Per capire meglio il perché del funzionamento parziale di questi farmaci, Simone Cenci e colleghi hanno sviluppato una preziosa collaborazione con il Centro per lo Studio e la Cura delle Amiloidosi Sistemiche della Fondazione IRCCS Policlinico San Matteo di Pavia, diretto dal professor Giampaolo Merlini, tra i massimi esperti al mondo di questa malattia. Grazie a questa collaborazione i ricercatori hanno prelevato le plasmacellule responsabili dell’amiloidosi dal midollo osseo di numerosi pazienti e le hanno studiate, per la prima volta, con tecnologie d’avanguardia come la microscopia elettronica, l’immunofluorescenza e altre analisi molecolari. Così facendo hanno scoperto che in queste cellule è in realtà l’autofagia il meccanismo di riciclo sottoposto a maggiore stress. Il profilo cellulare e molecolare di tale stress in queste cellule da un lato spiega il successo dei farmaci inibitori del proteasoma e dall’altro indica nuove strade per la messa a punto di strategie terapeutiche ancora più efficaci.
Non solo, ma per ottenere questi risultati i ricercatori del San Raffaele hanno creato in laboratorio il primo modello cellulare dell’amiloidosi da catene leggere, ingegnerizzando cellule perché producessero gli stessi anticorpi anomali e tossici prelevati dai pazienti. «Considerata la rarità della malattia, questo modello sperimentale, ora a disposizione di tutti i laboratori del mondo, renderà lo studio dell’amiloidosi più accessibile e diffuso», conclude Simone Cenci. «Ci permetterà di identificare nuovi punti deboli delle cellule responsabili della malattia e di testare nuovi farmaci».

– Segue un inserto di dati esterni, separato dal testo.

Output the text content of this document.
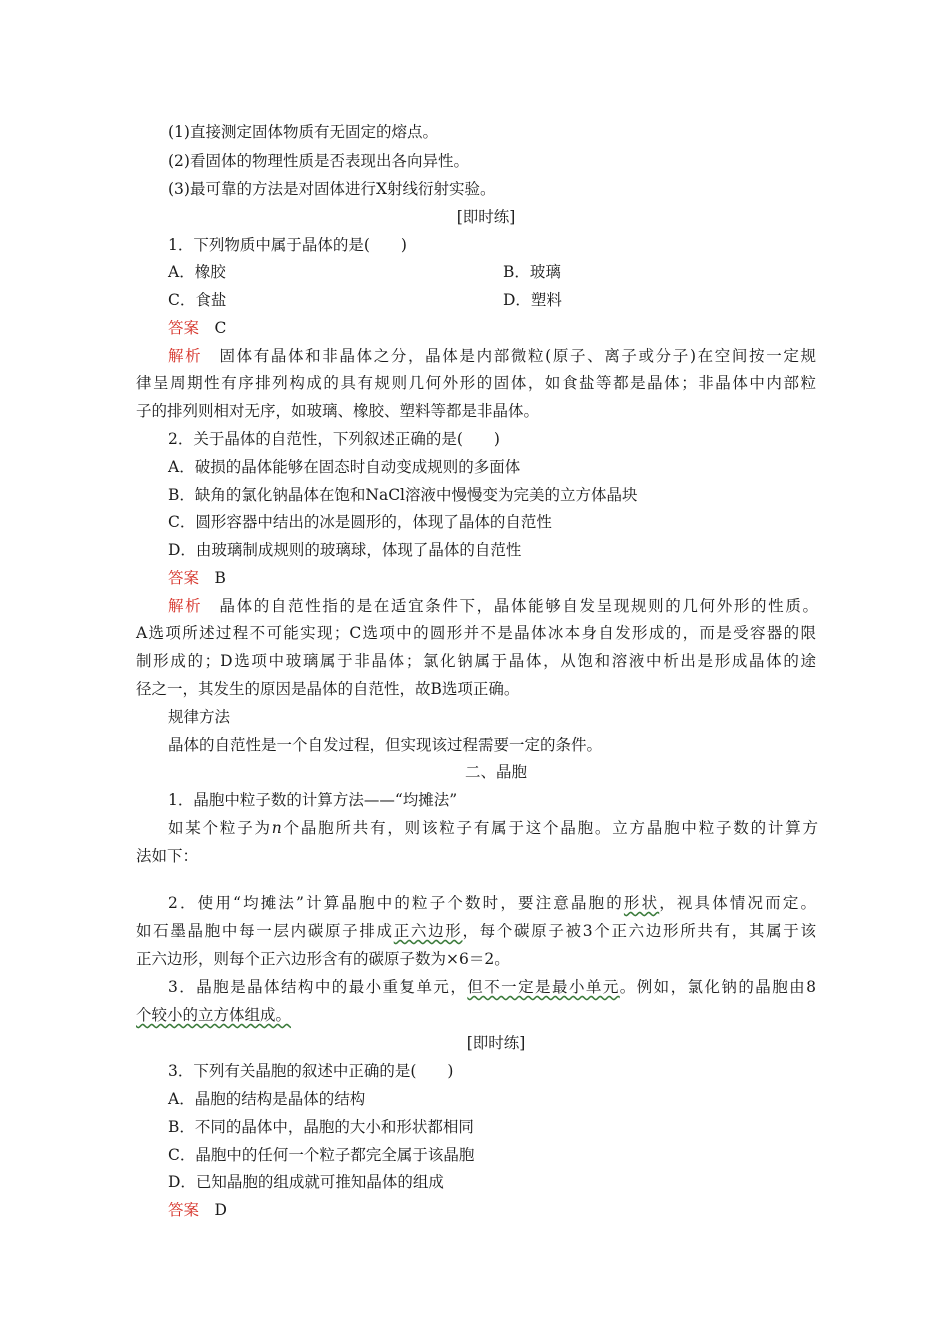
(1)直接测定固体物质有无固定的熔点。
(2)看固体的物理性质是否表现出各向异性。
(3)最可靠的方法是对固体进行X射线衍射实验。
[即时练]
1．下列物质中属于晶体的是(　　)
A．橡胶	B．玻璃
C．食盐	D．塑料
答案　 C
解析　 固体有晶体和非晶体之分，晶体是内部微粒(原子、离子或分子)在空间按一定规
律呈周期性有序排列构成的具有规则几何外形的固体，如食盐等都是晶体；非晶体中内部粒
子的排列则相对无序，如玻璃、橡胶、塑料等都是非晶体。
2．关于晶体的自范性，下列叙述正确的是(　　)
A．破损的晶体能够在固态时自动变成规则的多面体
B．缺角的氯化钠晶体在饱和NaCl溶液中慢慢变为完美的立方体晶块
C．圆形容器中结出的冰是圆形的，体现了晶体的自范性
D．由玻璃制成规则的玻璃球，体现了晶体的自范性
答案　 B
解析　 晶体的自范性指的是在适宜条件下，晶体能够自发呈现规则的几何外形的性质。
A选项所述过程不可能实现；C选项中的圆形并不是晶体冰本身自发形成的，而是受容器的限
制形成的；D选项中玻璃属于非晶体；氯化钠属于晶体，从饱和溶液中析出是形成晶体的途
径之一，其发生的原因是晶体的自范性，故B选项正确。
规律方法
晶体的自范性是一个自发过程，但实现该过程需要一定的条件。
二、晶胞
1．晶胞中粒子数的计算方法——“均摊法”
如某个粒子为n个晶胞所共有，则该粒子有属于这个晶胞。立方晶胞中粒子数的计算方
法如下：
2．使用“均摊法”计算晶胞中的粒子个数时，要注意晶胞的形状，视具体情况而定。
如石墨晶胞中每一层内碳原子排成正六边形，每个碳原子被3个正六边形所共有，其属于该
正六边形，则每个正六边形含有的碳原子数为×6＝2。
3．晶胞是晶体结构中的最小重复单元，但不一定是最小单元。例如，氯化钠的晶胞由8
个较小的立方体组成。
[即时练]
3．下列有关晶胞的叙述中正确的是(　　)
A．晶胞的结构是晶体的结构
B．不同的晶体中，晶胞的大小和形状都相同
C．晶胞中的任何一个粒子都完全属于该晶胞
D．已知晶胞的组成就可推知晶体的组成
答案　 D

«Non è un caso che questa scoperta sia il frutto di una collaborazione fra due Istituti di Ricovero e Cura a Carattere Scientifico (IRCCS), sede privilegiata per lo sviluppo della ricerca traslazionale», commenta Giampaolo Merlini. «Infatti questo studio, oltre a chiarire aspetti fondamentali del meccanismo di malattia, apre la via per lo sviluppo di nuovi farmaci e loro combinazioni, e avvicina il traguardo della cura della amiloidosi da catene leggere».
Lo studio è stato possibile grazie al sostegno dell’Associazione Italiana per la Ricerca sul Cancro, di Fondazione Cariplo, del Ministero della Salute, di International Myeloma Foundation e di Multiple Myeloma Research Foundation.